The Reserve Bank of New Zealand has released its latest Financial Stability report, revealing that rising interest rates are placing a growing burden on the financial well-being of New Zealanders.
According to National Finance spokesperson Nicola Willis, the report is a concerning insight into the state of the country’s financial health.
The report highlights the significant impact that rising interest rates are having on Kiwis who have borrowed heavily in recent years.
Despite falling house prices, mortgage arrears are on the rise, putting families under increasing financial pressure.
The report suggests that a quarter of outstanding mortgage debt was fixed during the period of ultra-low interest rates in 2021.

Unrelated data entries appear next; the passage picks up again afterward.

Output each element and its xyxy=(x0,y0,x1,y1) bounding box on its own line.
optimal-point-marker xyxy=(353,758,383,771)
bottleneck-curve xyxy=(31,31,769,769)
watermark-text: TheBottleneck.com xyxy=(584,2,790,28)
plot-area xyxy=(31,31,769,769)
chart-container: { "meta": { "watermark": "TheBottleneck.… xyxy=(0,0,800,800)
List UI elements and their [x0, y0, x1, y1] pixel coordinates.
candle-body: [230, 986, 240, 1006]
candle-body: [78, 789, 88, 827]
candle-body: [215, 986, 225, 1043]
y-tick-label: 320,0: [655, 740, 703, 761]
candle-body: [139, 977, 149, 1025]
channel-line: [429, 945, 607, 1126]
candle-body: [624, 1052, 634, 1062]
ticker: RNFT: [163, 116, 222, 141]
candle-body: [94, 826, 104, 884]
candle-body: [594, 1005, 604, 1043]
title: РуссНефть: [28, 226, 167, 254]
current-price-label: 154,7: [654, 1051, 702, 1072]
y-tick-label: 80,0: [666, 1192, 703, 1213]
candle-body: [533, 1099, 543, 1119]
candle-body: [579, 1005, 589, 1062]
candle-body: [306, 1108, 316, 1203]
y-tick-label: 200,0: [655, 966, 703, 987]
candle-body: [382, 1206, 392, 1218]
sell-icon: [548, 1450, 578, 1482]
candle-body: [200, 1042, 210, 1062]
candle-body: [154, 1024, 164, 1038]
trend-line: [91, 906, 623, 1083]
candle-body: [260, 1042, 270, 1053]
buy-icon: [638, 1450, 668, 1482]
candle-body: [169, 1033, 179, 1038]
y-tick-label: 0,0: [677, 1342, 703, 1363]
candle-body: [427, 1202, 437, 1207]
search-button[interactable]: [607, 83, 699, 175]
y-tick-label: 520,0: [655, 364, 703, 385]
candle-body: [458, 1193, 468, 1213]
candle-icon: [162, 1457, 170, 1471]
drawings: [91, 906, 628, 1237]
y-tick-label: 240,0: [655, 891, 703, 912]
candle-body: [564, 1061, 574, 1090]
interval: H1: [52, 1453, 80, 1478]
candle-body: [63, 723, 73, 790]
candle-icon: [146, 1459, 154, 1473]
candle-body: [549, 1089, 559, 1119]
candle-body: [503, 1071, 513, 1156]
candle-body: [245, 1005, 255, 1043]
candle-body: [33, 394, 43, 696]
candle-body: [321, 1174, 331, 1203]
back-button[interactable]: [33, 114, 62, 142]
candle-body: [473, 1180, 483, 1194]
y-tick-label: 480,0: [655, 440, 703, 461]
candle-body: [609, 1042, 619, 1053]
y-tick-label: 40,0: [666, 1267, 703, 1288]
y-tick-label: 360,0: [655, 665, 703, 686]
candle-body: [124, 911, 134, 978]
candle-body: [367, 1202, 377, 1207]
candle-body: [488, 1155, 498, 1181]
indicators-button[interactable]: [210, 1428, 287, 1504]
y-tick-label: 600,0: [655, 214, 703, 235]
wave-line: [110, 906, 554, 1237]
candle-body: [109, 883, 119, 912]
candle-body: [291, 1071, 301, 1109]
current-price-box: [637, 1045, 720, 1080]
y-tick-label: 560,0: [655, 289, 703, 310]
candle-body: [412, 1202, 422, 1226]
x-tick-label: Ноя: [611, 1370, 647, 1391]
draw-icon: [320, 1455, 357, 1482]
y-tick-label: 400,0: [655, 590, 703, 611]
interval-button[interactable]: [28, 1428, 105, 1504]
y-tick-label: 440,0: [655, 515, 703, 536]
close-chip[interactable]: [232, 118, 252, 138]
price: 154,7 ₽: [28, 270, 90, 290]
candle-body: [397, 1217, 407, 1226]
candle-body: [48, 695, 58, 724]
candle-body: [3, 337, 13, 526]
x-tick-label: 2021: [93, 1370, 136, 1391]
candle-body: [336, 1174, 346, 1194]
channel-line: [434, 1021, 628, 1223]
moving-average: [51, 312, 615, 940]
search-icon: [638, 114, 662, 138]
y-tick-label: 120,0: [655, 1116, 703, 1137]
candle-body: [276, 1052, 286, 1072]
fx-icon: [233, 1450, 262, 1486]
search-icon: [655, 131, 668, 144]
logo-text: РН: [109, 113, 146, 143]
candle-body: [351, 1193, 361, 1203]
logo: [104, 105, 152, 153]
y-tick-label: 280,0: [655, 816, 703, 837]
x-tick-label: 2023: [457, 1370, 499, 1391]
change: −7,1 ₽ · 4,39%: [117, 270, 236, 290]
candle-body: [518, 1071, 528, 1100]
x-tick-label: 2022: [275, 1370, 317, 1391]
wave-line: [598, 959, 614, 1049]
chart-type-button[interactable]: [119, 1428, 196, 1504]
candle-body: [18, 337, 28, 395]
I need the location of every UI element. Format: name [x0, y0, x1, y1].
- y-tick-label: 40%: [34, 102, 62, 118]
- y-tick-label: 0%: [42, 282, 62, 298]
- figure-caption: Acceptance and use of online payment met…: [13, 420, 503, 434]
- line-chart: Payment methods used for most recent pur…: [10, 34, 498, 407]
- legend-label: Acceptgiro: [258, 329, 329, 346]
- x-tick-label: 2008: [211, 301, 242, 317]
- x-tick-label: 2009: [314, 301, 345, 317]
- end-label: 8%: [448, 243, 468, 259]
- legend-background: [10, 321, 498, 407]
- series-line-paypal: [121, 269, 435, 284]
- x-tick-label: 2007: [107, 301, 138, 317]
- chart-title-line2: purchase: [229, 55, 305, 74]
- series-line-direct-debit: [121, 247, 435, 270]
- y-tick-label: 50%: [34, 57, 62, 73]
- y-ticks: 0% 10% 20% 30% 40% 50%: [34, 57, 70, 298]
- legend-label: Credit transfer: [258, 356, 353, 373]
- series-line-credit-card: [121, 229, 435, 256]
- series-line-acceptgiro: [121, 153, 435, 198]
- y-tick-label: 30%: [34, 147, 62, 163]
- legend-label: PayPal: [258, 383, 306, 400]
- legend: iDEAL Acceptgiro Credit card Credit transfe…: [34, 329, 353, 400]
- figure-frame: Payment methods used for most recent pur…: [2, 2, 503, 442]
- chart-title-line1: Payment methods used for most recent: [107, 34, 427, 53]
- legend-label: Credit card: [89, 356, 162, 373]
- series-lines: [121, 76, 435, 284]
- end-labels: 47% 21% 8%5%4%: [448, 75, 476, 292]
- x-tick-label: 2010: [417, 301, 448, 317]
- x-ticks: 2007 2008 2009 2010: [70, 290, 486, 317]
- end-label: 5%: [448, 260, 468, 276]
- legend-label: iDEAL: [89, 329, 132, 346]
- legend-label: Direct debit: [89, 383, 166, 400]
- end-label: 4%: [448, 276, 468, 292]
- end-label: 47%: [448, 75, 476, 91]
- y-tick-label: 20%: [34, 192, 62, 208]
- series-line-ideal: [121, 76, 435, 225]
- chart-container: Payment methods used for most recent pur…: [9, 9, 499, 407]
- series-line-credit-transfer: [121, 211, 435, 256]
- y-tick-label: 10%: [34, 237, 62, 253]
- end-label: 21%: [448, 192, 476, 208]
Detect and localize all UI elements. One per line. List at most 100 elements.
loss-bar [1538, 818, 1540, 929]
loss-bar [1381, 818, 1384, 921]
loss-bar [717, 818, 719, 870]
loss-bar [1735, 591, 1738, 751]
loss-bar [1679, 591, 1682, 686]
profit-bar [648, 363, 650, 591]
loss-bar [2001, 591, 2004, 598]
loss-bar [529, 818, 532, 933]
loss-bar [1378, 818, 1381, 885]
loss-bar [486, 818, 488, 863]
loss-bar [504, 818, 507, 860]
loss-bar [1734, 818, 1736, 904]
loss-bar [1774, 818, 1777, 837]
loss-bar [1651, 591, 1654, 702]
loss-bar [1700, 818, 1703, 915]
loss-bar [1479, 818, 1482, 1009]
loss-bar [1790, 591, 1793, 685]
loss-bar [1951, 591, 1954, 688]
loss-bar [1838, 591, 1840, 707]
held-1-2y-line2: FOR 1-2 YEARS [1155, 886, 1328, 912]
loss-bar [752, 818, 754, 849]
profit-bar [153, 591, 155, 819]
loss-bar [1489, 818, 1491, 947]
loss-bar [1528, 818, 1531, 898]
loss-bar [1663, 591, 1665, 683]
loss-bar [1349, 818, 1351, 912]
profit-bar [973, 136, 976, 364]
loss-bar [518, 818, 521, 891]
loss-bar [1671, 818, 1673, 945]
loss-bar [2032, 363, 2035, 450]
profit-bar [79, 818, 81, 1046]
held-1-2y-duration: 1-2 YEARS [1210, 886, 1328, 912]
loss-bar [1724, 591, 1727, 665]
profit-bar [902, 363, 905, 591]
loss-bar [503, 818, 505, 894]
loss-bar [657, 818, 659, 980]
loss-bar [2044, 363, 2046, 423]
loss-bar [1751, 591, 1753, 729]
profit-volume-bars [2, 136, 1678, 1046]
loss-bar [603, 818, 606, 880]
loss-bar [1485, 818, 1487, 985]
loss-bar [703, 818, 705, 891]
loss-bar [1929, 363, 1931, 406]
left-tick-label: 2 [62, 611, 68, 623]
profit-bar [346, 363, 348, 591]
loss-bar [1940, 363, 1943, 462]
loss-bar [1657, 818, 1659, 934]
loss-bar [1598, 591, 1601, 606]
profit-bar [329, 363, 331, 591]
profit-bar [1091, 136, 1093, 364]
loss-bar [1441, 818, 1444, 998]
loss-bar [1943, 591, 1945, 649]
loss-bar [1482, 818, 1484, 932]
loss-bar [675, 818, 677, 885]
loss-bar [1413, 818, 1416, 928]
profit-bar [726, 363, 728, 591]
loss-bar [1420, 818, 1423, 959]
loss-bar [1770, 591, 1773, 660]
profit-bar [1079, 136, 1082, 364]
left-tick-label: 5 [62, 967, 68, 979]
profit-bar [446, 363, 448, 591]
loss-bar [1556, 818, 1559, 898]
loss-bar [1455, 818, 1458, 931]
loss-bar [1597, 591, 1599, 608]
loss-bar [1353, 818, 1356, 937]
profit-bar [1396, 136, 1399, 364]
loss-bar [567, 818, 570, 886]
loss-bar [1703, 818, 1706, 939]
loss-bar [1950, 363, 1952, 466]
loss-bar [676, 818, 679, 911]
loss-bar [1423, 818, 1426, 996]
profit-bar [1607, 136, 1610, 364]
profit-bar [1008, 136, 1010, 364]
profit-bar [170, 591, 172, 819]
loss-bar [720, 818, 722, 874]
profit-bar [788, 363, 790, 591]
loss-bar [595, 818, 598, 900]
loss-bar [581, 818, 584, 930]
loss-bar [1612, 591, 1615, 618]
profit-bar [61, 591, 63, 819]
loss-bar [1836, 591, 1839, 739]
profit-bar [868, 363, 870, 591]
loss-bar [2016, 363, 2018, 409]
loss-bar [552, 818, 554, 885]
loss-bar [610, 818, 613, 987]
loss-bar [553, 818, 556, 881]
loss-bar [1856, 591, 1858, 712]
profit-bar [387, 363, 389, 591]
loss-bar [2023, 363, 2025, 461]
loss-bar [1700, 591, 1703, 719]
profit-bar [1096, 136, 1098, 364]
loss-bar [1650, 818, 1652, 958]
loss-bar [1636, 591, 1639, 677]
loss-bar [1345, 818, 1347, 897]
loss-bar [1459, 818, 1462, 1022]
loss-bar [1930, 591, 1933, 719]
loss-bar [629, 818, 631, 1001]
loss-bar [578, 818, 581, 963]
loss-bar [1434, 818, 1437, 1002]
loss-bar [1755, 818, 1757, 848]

This means that many New Zealanders have yet to feel the full effects of rising interest rates, which are expected to continue to climb in the coming months.
Willis warns that many families will struggle to keep up with the cost of higher interest rates, as wages struggle to keep pace with inflation.
The report indicates that current interest rates exceed stress testing requirements set during the period of ultra-cheap lending, further exacerbating the financial pressure on households.
According to Willis, the current state of the country’s finances is a direct result of the Government’s failure to control inflation and interest rates.
Despite warnings that unchecked government spending and economic policies would lead to further inflation, the Labour government failed to take appropriate action.
With a new Prime Minister in place, Willis is calling for a real economic plan to address the growing financial strain on New Zealanders.
“The National party has put forward a plan to fight inflation and lift incomes for all, including controlling government spending, returning the Reserve Bank to a single mandate” Willis said.